MODEL FOR LATE WISCONSINAN MASSIVE OUTBURST FLOODING, TOK RIVER VALLEY, NORTHEASTERN ALASKA RANGE
Vesicular volcanic clasts from the Wrangell Mountains are key components of flood gravels. Their presence in morainal deposits in the lower Slana River Valley, coupled with key physiographic features, provide evidence that ice from the Wrangell Mountains south of the northeastern Copper River basin blocked the Slana River drainage. Thick lacustrine sand containing scattered pebbles of both Wrangell Mountains and Alaska Range lithologies overlies till of Alaska Range origin in the Slana River drainage, documenting the existence of a meltwater lake dammed between Wrangell Mountains ice and a relatively small, local valley glacier in the upper Slana River- Mentasta Pass-Mineral Lake area.

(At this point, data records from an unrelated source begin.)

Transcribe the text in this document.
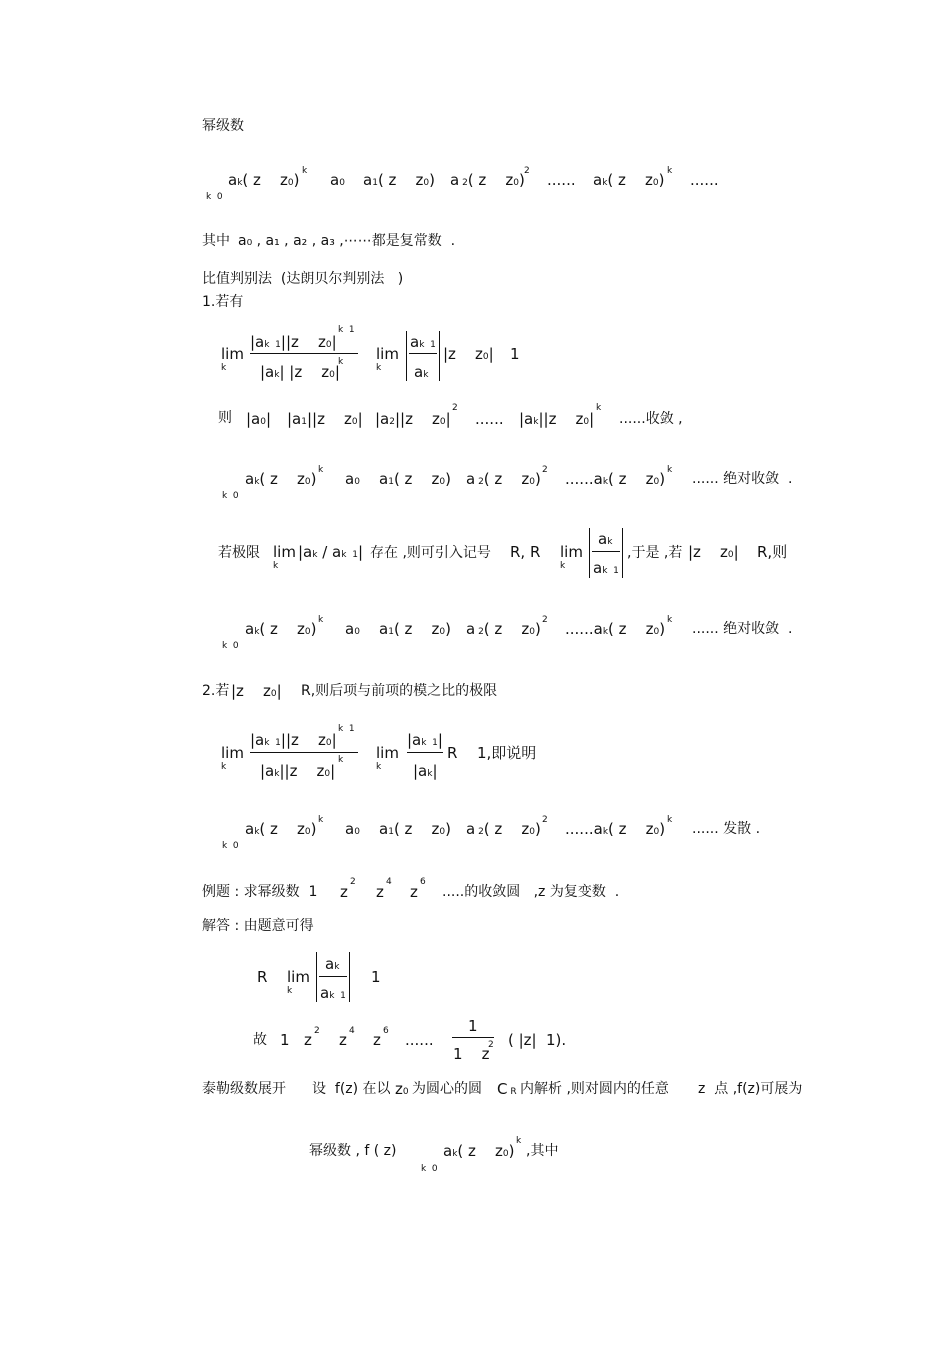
幂级数
ak( z    z0) k
k  0
a0 a1( z    z0) a 2( z    z0) 2 ...... ak( z    z0) k ......
其中 a₀ , a₁ , a₂ , a₃ ,⋯⋯都是复常数  .
比值判别法  (达朗贝尔判别法   )
1.若有
lim
k
|ak  1||z    z0|
k  1
|ak| |z    z0|
k lim
k
ak  1
ak
|z    z0| 1
则 |a0| |a1||z    z0| |a2||z    z0|
2
...... |ak||z    z0|
k
......收敛 ,
ak( z    z0) k
k  0
a0 a1( z    z0) a 2( z    z0) 2 ......ak( z    z0) k
...... 绝对收敛  .
若极限 lim
k
|ak / ak  1| 存在 ,则可引入记号 R, R lim
k
ak
ak  1
,于是 ,若 |z    z0| R,则
ak( z    z0) k
k  0
a0 a1( z    z0) a 2( z    z0) 2 ......ak( z    z0) k
...... 绝对收敛  .
2.若 |z    z0| R,则后项与前项的模之比的极限
lim
k
|ak  1||z    z0|
k  1
|ak||z    z0|
k lim
k
|ak  1|
|ak|
R 1,即说明
ak( z    z0) k
k  0
a0 a1( z    z0) a 2( z    z0) 2 ......ak( z    z0) k
...... 发散 .
例题 : 求幂级数  1 z
2
z
4
z
6
.....的收敛圆   ,z 为复变数  .
解答 : 由题意可得
R lim
k
ak
ak  1
1
故 1 z 2 z 4 z 6 ......
1
1    z
2 ( |z| 1).
泰勒级数展开 设  f(z) 在以 z0 为圆心的圆 C R 内解析 ,则对圆内的任意 z  点 ,f(z)可展为
幂级数 , f ( z)	ak( z    z0)
k
k  0
,其中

We suggest that rising waters of Glacial Lake Atna eventually destabilized the massive Slana glacier dam, subglacially releasing voluminous lake waters that overtopped the valley glacier at ~690 m elevation in the Mentasta Pass area, breached the Mineral Lake terminal moraine, and poured down the Tok River drainage. At peak flows, flood waters reached an elevation of ~730 m at the Mineral Lake moraine, destroying the northwestern half of the moraine. Depths of the flood flow through the 2.8-km-wide morainal breach could have been ~166 m
Vesicular volcanic clasts of Wrangell Mountains derivation have been traced 80 km northward through the Tok River drainage and 95 km westward down the Tanana River. Dilution by the influx of Alaska Range rock types decreased the abundance of vesicular volcanic clasts in flood gravels from ~54 percent where flood waters entered the Tok River drainage to ~10 percent at the toe of the Tok expansion fan.